Mumbai: At the Shiv Sena’s national executive meeting on Tuesday — the 92nd birth anniversary of late party supremo Bal Thackeray, the party made its clearest indication yet that its alliance with the BJP is nearing its end by passing a resolution to go it alone in next year’s Lok Sabha and Assembly elections. Liberating though it may seem at the moment, the move is likely to hurt both parties the next time the state goes to the polls.
Sena MP in the Rajya Sabha Sanjay Raut tabled a proposal to go it alone in the 2019 Assembly and General elections and fellow Rajya Sabha MP Anil Desai supported the move. Considering the fraught relationship between the BJP and Shiv Sena (allies in the state government), this was on the cards for a while. Despite being in an alliance with the BJP, the Sena has continuously taken potshots at its ally and even sided with the Opposition on occasion.
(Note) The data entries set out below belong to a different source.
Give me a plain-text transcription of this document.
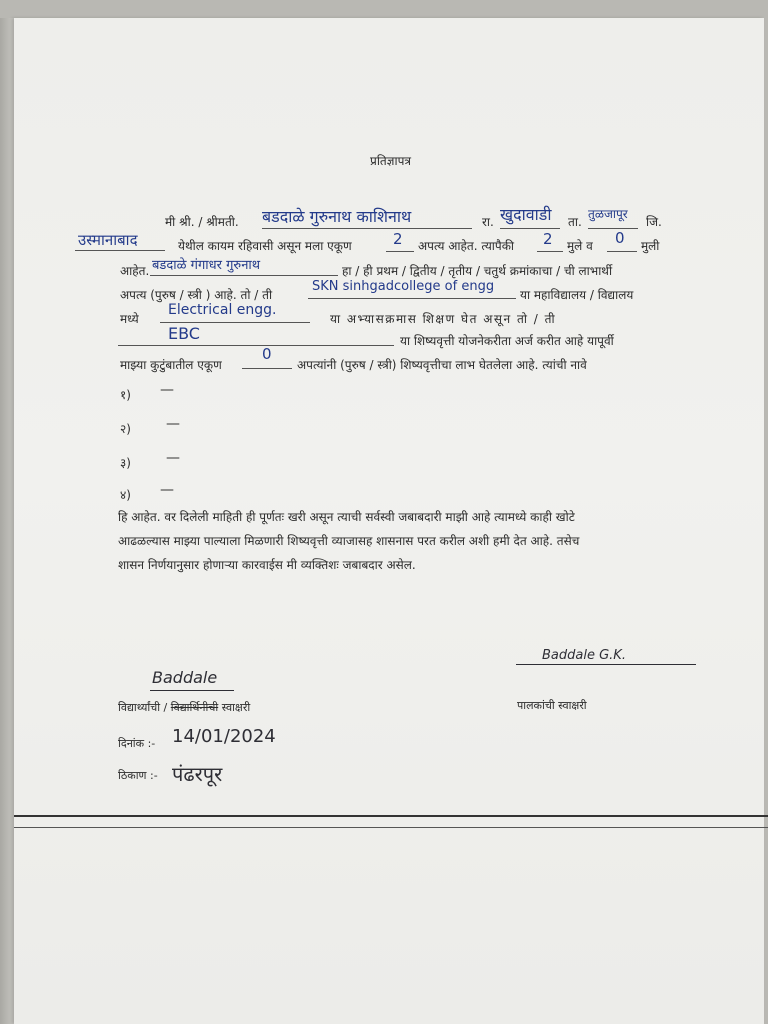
प्रतिज्ञापत्र
मी श्री. / श्रीमती. बडदाळे गुरुनाथ काशिनाथ	रा. खुदावाडी ता.
तुळजापूर
जि.
उस्मानाबाद	येथील कायम रहिवासी असून मला एकूण	2 अपत्य आहेत. त्यापैकी 2 मुले व 0 मुली
आहेत. बडदाळे गंगाधर गुरुनाथ	हा / ही प्रथम / द्वितीय / तृतीय / चतुर्थ क्रमांकाचा / ची लाभार्थी
अपत्य (पुरुष / स्त्री ) आहे. तो / ती
SKN sinhgadcollege of engg
या महाविद्यालय / विद्यालय
मध्ये
Electrical engg.
या अभ्यासक्रमास शिक्षण घेत असून तो / ती
EBC	या शिष्यवृत्ती योजनेकरीता अर्ज करीत आहे यापूर्वी
माझ्या कुटुंबातील एकूण
0
अपत्यांनी (पुरुष / स्त्री) शिष्यवृत्तीचा लाभ घेतलेला आहे. त्यांची नावे
१) —
२)	—
३)	—
४) —
हि आहेत. वर दिलेली माहिती ही पूर्णतः खरी असून त्याची सर्वस्वी जबाबदारी माझी आहे त्यामध्ये काही खोटे
आढळल्यास माझ्या पाल्याला मिळणारी शिष्यवृत्ती व्याजासह शासनास परत करील अशी हमी देत आहे. तसेच
शासन निर्णयानुसार होणाऱ्या कारवाईस मी व्यक्तिशः जबाबदार असेल.
Baddale
विद्यार्थ्यांची / विद्यार्थिनीची स्वाक्षरी
Baddale G.K.
पालकांची स्वाक्षरी
दिनांक :- 14/01/2024
ठिकाण :- पंढरपूर
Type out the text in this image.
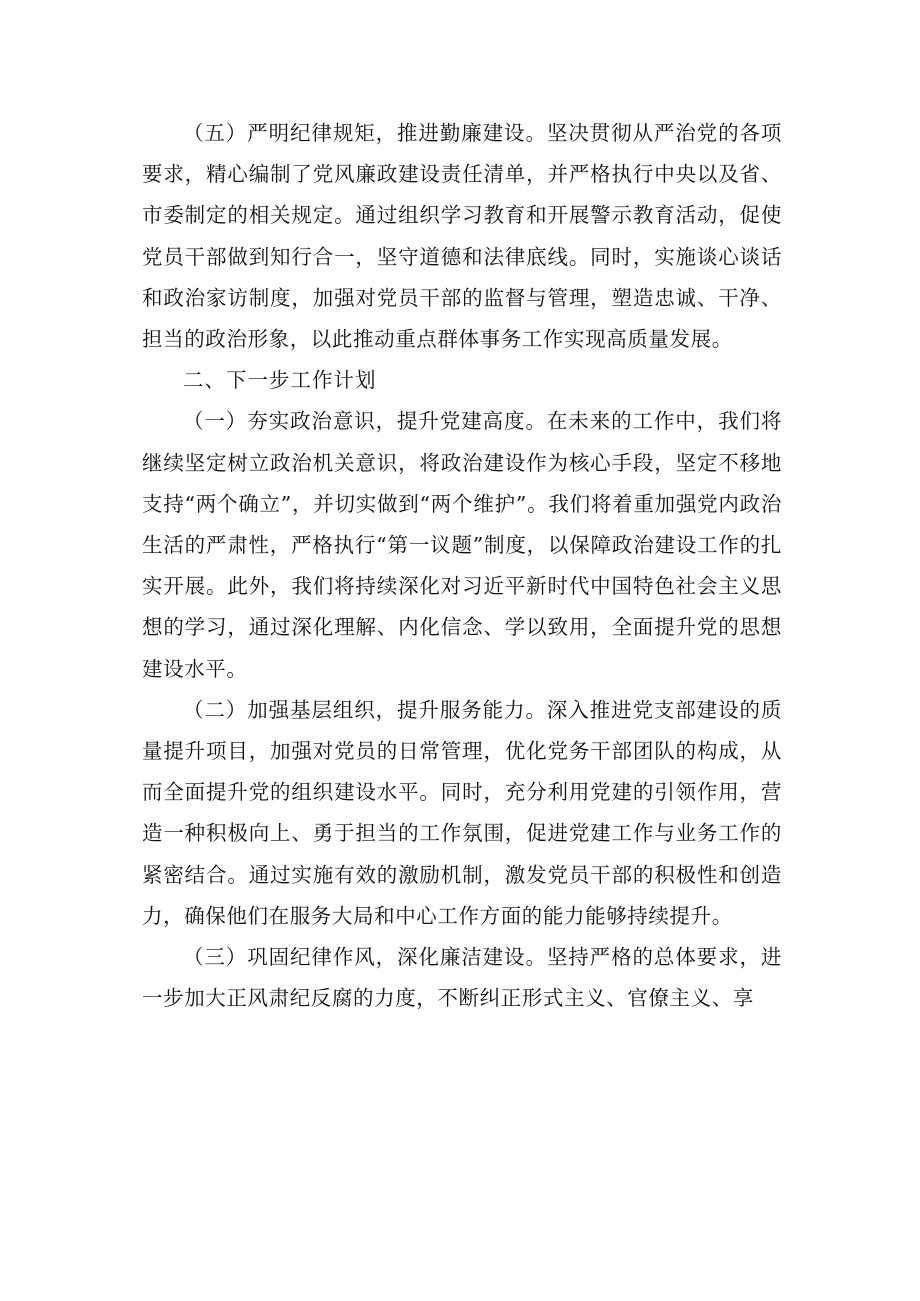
（五）严明纪律规矩，推进勤廉建设。坚决贯彻从严治党的各项要求，精心编制了党风廉政建设责任清单，并严格执行中央以及省、市委制定的相关规定。通过组织学习教育和开展警示教育活动，促使党员干部做到知行合一，坚守道德和法律底线。同时，实施谈心谈话和政治家访制度，加强对党员干部的监督与管理，塑造忠诚、干净、担当的政治形象，以此推动重点群体事务工作实现高质量发展。

二、下一步工作计划

（一）夯实政治意识，提升党建高度。在未来的工作中，我们将继续坚定树立政治机关意识，将政治建设作为核心手段，坚定不移地支持“两个确立”，并切实做到“两个维护”。我们将着重加强党内政治生活的严肃性，严格执行“第一议题”制度，以保障政治建设工作的扎实开展。此外，我们将持续深化对习近平新时代中国特色社会主义思想的学习，通过深化理解、内化信念、学以致用，全面提升党的思想建设水平。

（二）加强基层组织，提升服务能力。深入推进党支部建设的质量提升项目，加强对党员的日常管理，优化党务干部团队的构成，从而全面提升党的组织建设水平。同时，充分利用党建的引领作用，营造一种积极向上、勇于担当的工作氛围，促进党建工作与业务工作的紧密结合。通过实施有效的激励机制，激发党员干部的积极性和创造力，确保他们在服务大局和中心工作方面的能力能够持续提升。

（三）巩固纪律作风，深化廉洁建设。坚持严格的总体要求，进一步加大正风肃纪反腐的力度，不断纠正形式主义、官僚主义、享
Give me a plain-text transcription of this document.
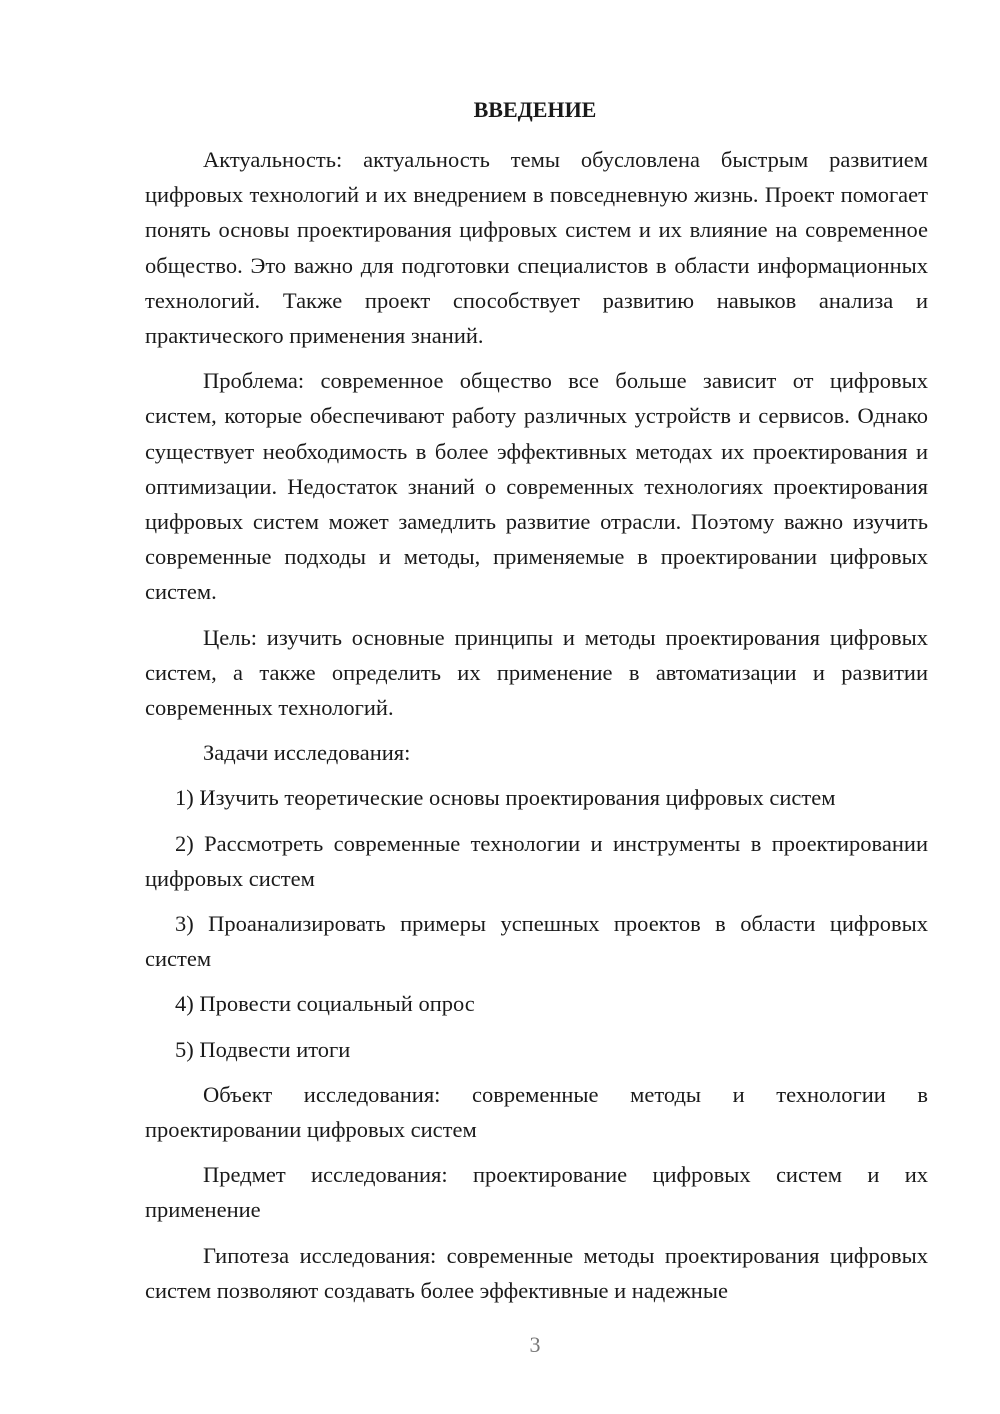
ВВЕДЕНИЕ

Актуальность: актуальность темы обусловлена быстрым развитием цифровых технологий и их внедрением в повседневную жизнь. Проект помогает понять основы проектирования цифровых систем и их влияние на современное общество. Это важно для подготовки специалистов в области информационных технологий. Также проект способствует развитию навыков анализа и практического применения знаний.

Проблема: современное общество все больше зависит от цифровых систем, которые обеспечивают работу различных устройств и сервисов. Однако существует необходимость в более эффективных методах их проектирования и оптимизации. Недостаток знаний о современных технологиях проектирования цифровых систем может замедлить развитие отрасли. Поэтому важно изучить современные подходы и методы, применяемые в проектировании цифровых систем.

Цель: изучить основные принципы и методы проектирования цифровых систем, а также определить их применение в автоматизации и развитии современных технологий.

Задачи исследования:

1) Изучить теоретические основы проектирования цифровых систем

2) Рассмотреть современные технологии и инструменты в проектировании цифровых систем

3) Проанализировать примеры успешных проектов в области цифровых систем

4) Провести социальный опрос

5) Подвести итоги

Объект исследования: современные методы и технологии в проектировании цифровых систем

Предмет исследования: проектирование цифровых систем и их применение

Гипотеза исследования: современные методы проектирования цифровых систем позволяют создавать более эффективные и надежные

3
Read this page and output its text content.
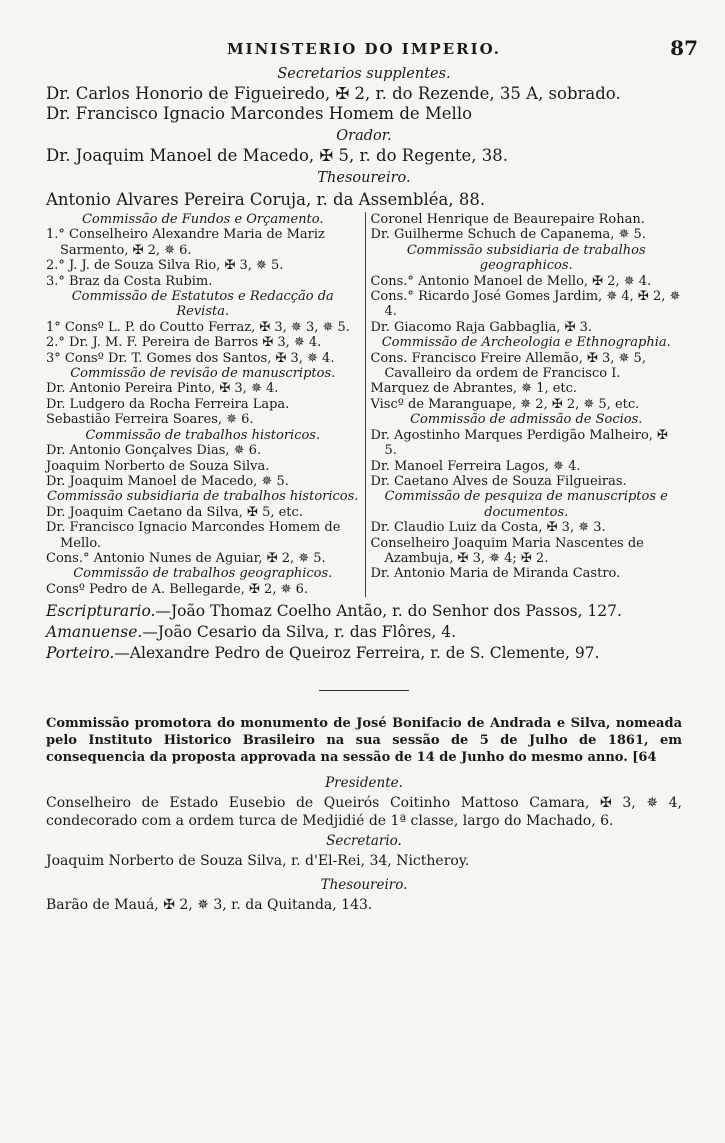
MINISTERIO DO IMPERIO.	87
Secretarios supplentes.
Dr. Carlos Honorio de Figueiredo, ✠ 2, r. do Rezende, 35 A, sobrado.
Dr. Francisco Ignacio Marcondes Homem de Mello
Orador.
Dr. Joaquim Manoel de Macedo, ✠ 5, r. do Regente, 38.
Thesoureiro.
Antonio Alvares Pereira Coruja, r. da Assembléa, 88.
Commissão de Fundos e Orçamento.
1.° Conselheiro Alexandre Maria de Mariz Sarmento, ✠ 2, ✵ 6.
2.° J. J. de Souza Silva Rio, ✠ 3, ✵ 5.
3.° Braz da Costa Rubim.
Commissão de Estatutos e Redacção da Revista.
1° Consº L. P. do Coutto Ferraz, ✠ 3, ✵ 3, ✵ 5.
2.° Dr. J. M. F. Pereira de Barros ✠ 3, ✵ 4.
3° Consº Dr. T. Gomes dos Santos, ✠ 3, ✵ 4.
Commissão de revisão de manuscriptos.
Dr. Antonio Pereira Pinto, ✠ 3, ✵ 4.
Dr. Ludgero da Rocha Ferreira Lapa.
Sebastião Ferreira Soares, ✵ 6.
Commissão de trabalhos historicos.
Dr. Antonio Gonçalves Dias, ✵ 6.
Joaquim Norberto de Souza Silva.
Dr. Joaquim Manoel de Macedo, ✵ 5.
Commissão subsidiaria de trabalhos historicos.
Dr. Joaquim Caetano da Silva, ✠ 5, etc.
Dr. Francisco Ignacio Marcondes Homem de Mello.
Cons.° Antonio Nunes de Aguiar, ✠ 2, ✵ 5.
Commissão de trabalhos geographicos.
Consº Pedro de A. Bellegarde, ✠ 2, ✵ 6.
Coronel Henrique de Beaurepaire Rohan.
Dr. Guilherme Schuch de Capanema, ✵ 5.
Commissão subsidiaria de trabalhos geographicos.
Cons.° Antonio Manoel de Mello, ✠ 2, ✵ 4.
Cons.° Ricardo José Gomes Jardim, ✵ 4, ✠ 2, ✵ 4.
Dr. Giacomo Raja Gabbaglia, ✠ 3.
Commissão de Archeologia e Ethnographia.
Cons. Francisco Freire Allemão, ✠ 3, ✵ 5, Cavalleiro da ordem de Francisco I.
Marquez de Abrantes, ✵ 1, etc.
Viscº de Maranguape, ✵ 2, ✠ 2, ✵ 5, etc.
Commissão de admissão de Socios.
Dr. Agostinho Marques Perdigão Malheiro, ✠ 5.
Dr. Manoel Ferreira Lagos, ✵ 4.
Dr. Caetano Alves de Souza Filgueiras.
Commissão de pesquiza de manuscriptos e documentos.
Dr. Claudio Luiz da Costa, ✠ 3, ✵ 3.
Conselheiro Joaquim Maria Nascentes de Azambuja, ✠ 3, ✵ 4; ✠ 2.
Dr. Antonio Maria de Miranda Castro.
Escripturario.—João Thomaz Coelho Antão, r. do Senhor dos Passos, 127.
Amanuense.—João Cesario da Silva, r. das Flôres, 4.
Porteiro.—Alexandre Pedro de Queiroz Ferreira, r. de S. Clemente, 97.
Commissão promotora do monumento de José Bonifacio de Andrada e Silva, nomeada pelo Instituto Historico Brasileiro na sua sessão de 5 de Julho de 1861, em consequencia da proposta approvada na sessão de 14 de Junho do mesmo anno. [64
Presidente.
Conselheiro de Estado Eusebio de Queirós Coitinho Mattoso Camara, ✠ 3, ✵ 4, condecorado com a ordem turca de Medjidié de 1ª classe, largo do Machado, 6.
Secretario.
Joaquim Norberto de Souza Silva, r. d'El-Rei, 34, Nictheroy.
Thesoureiro.
Barão de Mauá, ✠ 2, ✵ 3, r. da Quitanda, 143.
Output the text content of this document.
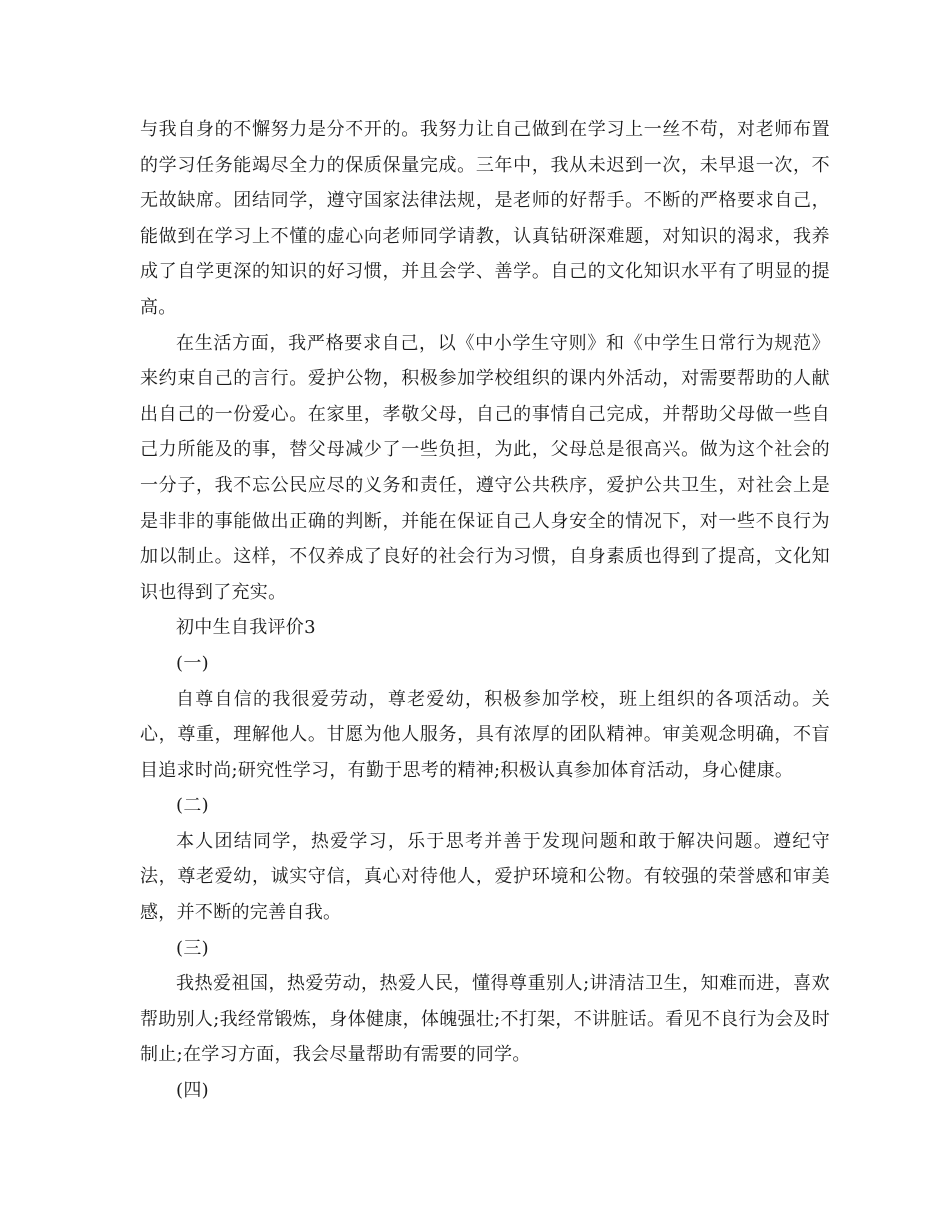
与我自身的不懈努力是分不开的。我努力让自己做到在学习上一丝不苟，对老师布置的学习任务能竭尽全力的保质保量完成。三年中，我从未迟到一次，未早退一次，不无故缺席。团结同学，遵守国家法律法规，是老师的好帮手。不断的严格要求自己，能做到在学习上不懂的虚心向老师同学请教，认真钻研深难题，对知识的渴求，我养成了自学更深的知识的好习惯，并且会学、善学。自己的文化知识水平有了明显的提高。

在生活方面，我严格要求自己，以《中小学生守则》和《中学生日常行为规范》来约束自己的言行。爱护公物，积极参加学校组织的课内外活动，对需要帮助的人献出自己的一份爱心。在家里，孝敬父母，自己的事情自己完成，并帮助父母做一些自己力所能及的事，替父母减少了一些负担，为此，父母总是很高兴。做为这个社会的一分子，我不忘公民应尽的义务和责任，遵守公共秩序，爱护公共卫生，对社会上是是非非的事能做出正确的判断，并能在保证自己人身安全的情况下，对一些不良行为加以制止。这样，不仅养成了良好的社会行为习惯，自身素质也得到了提高，文化知识也得到了充实。

初中生自我评价3

(一)

自尊自信的我很爱劳动，尊老爱幼，积极参加学校，班上组织的各项活动。关心，尊重，理解他人。甘愿为他人服务，具有浓厚的团队精神。审美观念明确，不盲目追求时尚;研究性学习，有勤于思考的精神;积极认真参加体育活动，身心健康。

(二)

本人团结同学，热爱学习，乐于思考并善于发现问题和敢于解决问题。遵纪守法，尊老爱幼，诚实守信，真心对待他人，爱护环境和公物。有较强的荣誉感和审美感，并不断的完善自我。

(三)

我热爱祖国，热爱劳动，热爱人民，懂得尊重别人;讲清洁卫生，知难而进，喜欢帮助别人;我经常锻炼，身体健康，体魄强壮;不打架，不讲脏话。看见不良行为会及时制止;在学习方面，我会尽量帮助有需要的同学。

(四)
However, a divorce had yet to be clearly articulated by the party leadership. It may be recalled that on 26 January last year and ahead of the Brihanmumbai Municipal Corporation, party chief Uddhav Thackeray dropped a big hint that the Sena would not be allying with the BJP in the future. But, he left it at that. On Tuesday, however, this was formalised at the national executive meet.
So where does this leave both parties?
Talks are on between the Congress and NCP to go it together in the 2019 Assembly election and both parties are likely to benefit from the split between the ruling allies. In 2014, the state’s four major parties had decided to go it alone and in the end, the BJP won 122 seats, the Sena 63, Congress 41 and the NCP picked up 40. There were 36 constituencies where margins were so thin that a Congress-NCP alliance — which would mean neither party would eat into each other’s votes — would have picked up the seats. And now, a Congress-NCP alliance will fancy its chances against the separated BJP and Sena.
Despite having announced a decision to break away from the BJP, it would not be entirely surprising for these two longtime allies to mend fences and join forces in a post-poll alliance in 2019 once the votes have been counted. After all, that’s what happened in 2014 (when the parties came together in a post-poll alliance) and last year’s BMC election (when the BJP strategically supported the Sena’s mayoral candidate).
At the time of writing, there is no indication as to whether or not the resolution passed on Tuesday means that the Sena will be dropping out of the state government.